Harga Smartphone Flagship 2027 Diprediksi Makin Mahal, Model Ultra Bisa Tembus Rp20 Juta

Author: Qoo Media

Harga smartphone flagship generasi berikutnya diperkirakan kembali naik, dan kenaikan itu tidak hanya menyentuh kelas biasa, tetapi juga varian tertinggi. Bocoran dari Digital Chat Station (DCS) menyebut model Ultra berpotensi tembus 8.999 yuan atau sekitar US$1.329, yang secara kasar bisa berada di atas Rp20 juta sebelum pajak dan biaya distribusi.

Proyeksi ini muncul di tengah tren harga flagship yang memang terus menanjak dalam beberapa generasi terakhir. DCS menilai pola tersebut masih berlanjut karena biaya komponen, produksi chipset, dan tekanan rantai pasokan global belum mereda.

Bocoran harga untuk konfigurasi 12GB/256GB

DCS membagikan estimasi harga smartphone flagship generasi mendatang untuk pasar Tiongkok, khususnya konfigurasi RAM 12GB dan penyimpanan 256GB. Untuk model standar yang masih memakai proses fabrikasi 3nm, harga diperkirakan berada di kisaran 4.999 yuan atau sekitar US$738.

Jika model standar beralih ke chipset generasi 2nm, harganya disebut bisa naik lagi ke 5.499 yuan atau sekitar US$812. Di kelas yang lebih tinggi, varian Pro diperkirakan dilepas di 5.999 yuan atau sekitar US$886.

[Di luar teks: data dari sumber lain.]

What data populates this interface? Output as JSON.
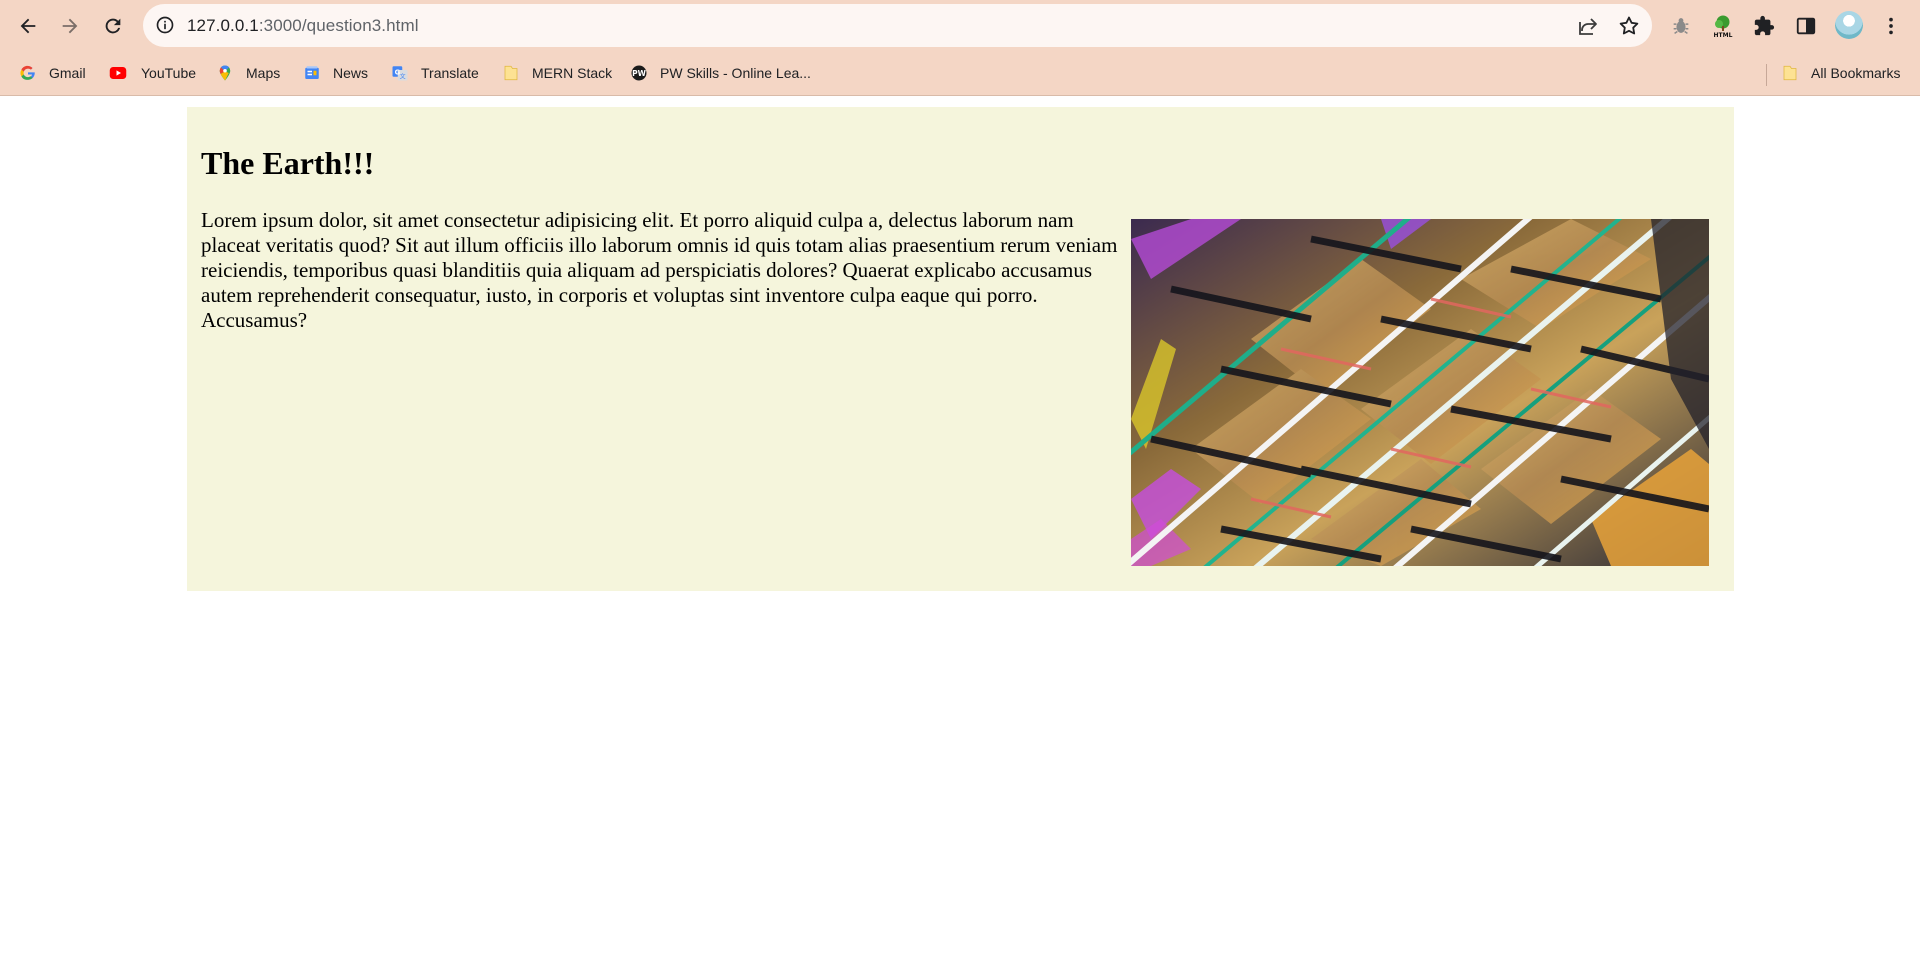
{
  "browser": {
    "url_host": "127.0.0.1",
    "url_path": ":3000/question3.html"
  },
  "bookmarks": [
    {
      "label": "Gmail",
      "icon": "gmail-icon"
    },
    {
      "label": "YouTube",
      "icon": "youtube-icon"
    },
    {
      "label": "Maps",
      "icon": "maps-icon"
    },
    {
      "label": "News",
      "icon": "news-icon"
    },
    {
      "label": "Translate",
      "icon": "translate-icon"
    },
    {
      "label": "MERN Stack",
      "icon": "folder-icon"
    },
    {
      "label": "PW Skills - Online Lea...",
      "icon": "pw-skills-icon"
    }
  ],
  "all_bookmarks": {
    "label": "All Bookmarks",
    "icon": "folder-icon"
  },
  "page": {
    "heading": "The Earth!!!",
    "paragraph": "Lorem ipsum dolor, sit amet consectetur adipisicing elit. Et porro aliquid culpa a, delectus laborum nam placeat veritatis quod? Sit aut illum officiis illo laborum omnis id quis totam alias praesentium rerum veniam reiciendis, temporibus quasi blanditiis quia aliquam ad perspiciatis dolores? Quaerat explicabo accusamus autem reprehenderit consequatur, iusto, in corporis et voluptas sint inventore culpa eaque qui porro. Accusamus?",
    "image_icon": "abstract-glass-building-image"
  },
  "colors": {
    "chrome_bg": "#f4d6c5",
    "panel_bg": "#f5f5dc"
  }
}
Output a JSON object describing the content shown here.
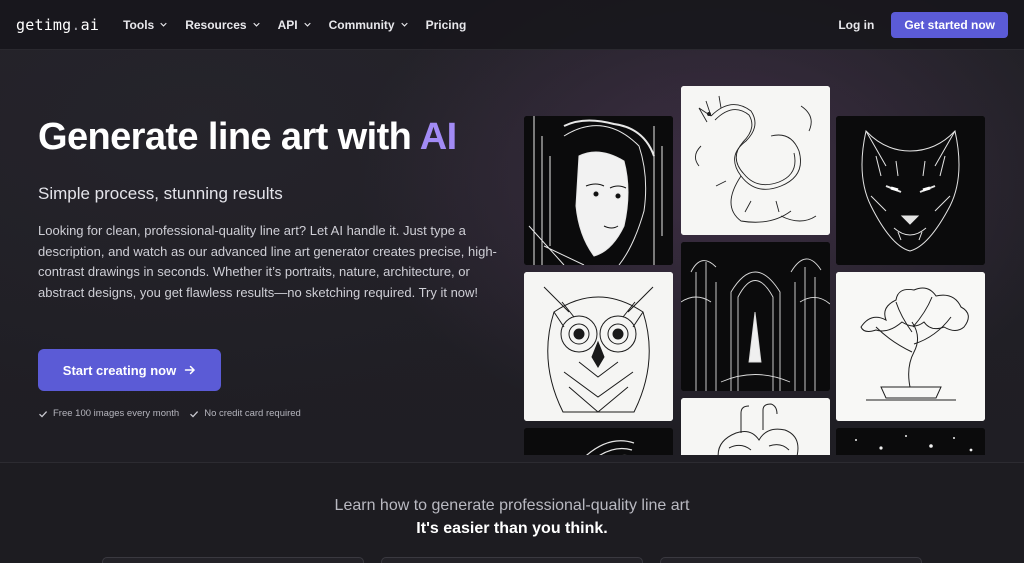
{
  "nav": {
    "logo_main": "getimg",
    "logo_dot": ".",
    "logo_tail": "ai",
    "items": [
      {
        "label": "Tools",
        "has_dropdown": true
      },
      {
        "label": "Resources",
        "has_dropdown": true
      },
      {
        "label": "API",
        "has_dropdown": true
      },
      {
        "label": "Community",
        "has_dropdown": true
      },
      {
        "label": "Pricing",
        "has_dropdown": false
      }
    ],
    "login_label": "Log in",
    "cta_label": "Get started now"
  },
  "hero": {
    "headline_start": "Generate line art with ",
    "headline_accent": "AI",
    "subheadline": "Simple process, stunning results",
    "description": "Looking for clean, professional-quality line art? Let AI handle it. Just type a description, and watch as our advanced line art generator creates precise, high-contrast drawings in seconds. Whether it’s portraits, nature, architecture, or abstract designs, you get flawless results—no sketching required. Try it now!",
    "cta_label": "Start creating now",
    "checks": [
      "Free 100 images every month",
      "No credit card required"
    ]
  },
  "gallery": {
    "images": [
      {
        "icon": "woman-portrait-image",
        "theme": "dark"
      },
      {
        "icon": "owl-image",
        "theme": "light"
      },
      {
        "icon": "abstract-swirl-image",
        "theme": "dark"
      },
      {
        "icon": "dragon-image",
        "theme": "light"
      },
      {
        "icon": "forest-archway-image",
        "theme": "dark"
      },
      {
        "icon": "heart-anatomy-image",
        "theme": "light"
      },
      {
        "icon": "wolf-image",
        "theme": "dark"
      },
      {
        "icon": "bonsai-tree-image",
        "theme": "light"
      },
      {
        "icon": "starfield-image",
        "theme": "dark"
      }
    ]
  },
  "learn": {
    "title": "Learn how to generate professional-quality line art",
    "subtitle": "It's easier than you think."
  },
  "colors": {
    "accent": "#5b5bd6",
    "headline_accent": "#a28bf5",
    "background": "#1d1c21"
  }
}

Sementara itu, model Pro Max diprediksi menyentuh 6.999 yuan atau sekitar US$1.034. Puncaknya ada pada varian Ultra yang diperkirakan menembus 8.999 yuan atau sekitar US$1.329.

Tren kenaikan sudah terlihat di beberapa seri

DCS menilai prediksi itu masuk akal karena harga beberapa seri flagship terbaru memang menunjukkan pola naik yang konsisten. Oppo Find X8s, misalnya, diluncurkan di harga 4.199 yuan, sedangkan generasi penerusnya, Oppo Find X9, diperkirakan naik menjadi 4.399 yuan.

Pola serupa juga terlihat pada lini Vivo. Vivo X200s hadir di harga 4.199 yuan, sementara Vivo X300 diperkirakan dibanderol sekitar 4.399 yuan.

Secara historis, model generasi utama umumnya dijual sekitar 100 hingga 300 yuan lebih mahal dibanding versi penyegaran atau semi-iteratif yang datang lebih dulu. Karena model seperti X300s telah mencapai kisaran 4.999 yuan pada tahun ini, generasi berikutnya dinilai berpeluang mempertahankan atau melampaui level tersebut.

Biaya chipset dan memori ikut menekan harga

Di balik potensi kenaikan harga itu, ada tekanan biaya produksi yang semakin terasa. Salah satu pemicunya adalah meningkatnya biaya manufaktur chipset generasi terbaru, termasuk beban yang harus ditanggung Qualcomm kepada TSMC untuk proses fabrikasi yang lebih canggih.

Kondisi ini berpotensi diteruskan ke harga jual perangkat yang memakai chipset flagship terbaru. Artinya, konsumen tidak hanya membayar untuk desain dan kamera, tetapi juga untuk lonjakan biaya pada jantung utama perangkat.

Selain prosesor, komponen memori juga ikut mendorong harga naik. Harga DRAM LPDDR5X dilaporkan naik sekitar 5 persen dalam beberapa bulan terakhir dan masih berpotensi meningkat.

Pasokan memori untuk smartphone juga disebut makin ketat karena banyak produsen chip mengalihkan kapasitas produksinya ke High Bandwidth Memory atau HBM. Komponen itu banyak dipakai untuk server dan infrastruktur kecerdasan buatan, sehingga persediaan untuk perangkat mobile ikut tertekan.

Pasar lain mulai merasakan dampaknya

Fenomena serupa sudah mulai terlihat di pasar lain. Sejumlah merek seperti oneplus.com, nothing.tech, dan mi.com tercatat menyesuaikan harga beberapa produknya di India.

Kenaikan yang terjadi berada di kisaran 1.000 hingga 5.000 rupee, seiring naiknya biaya komponen dan produksi. Pergerakan ini memperlihatkan bahwa tekanan harga tidak hanya terjadi di kelas flagship, tetapi juga mulai merembet ke berbagai lini produk.

Meski begitu, angka-angka yang beredar saat ini masih berupa estimasi dari sumber industri. Belum ada harga resmi dari masing-masing produsen, tetapi kombinasi tren historis dan kondisi pasokan global membuat kenaikan harga flagship generasi berikutnya sulit diabaikan.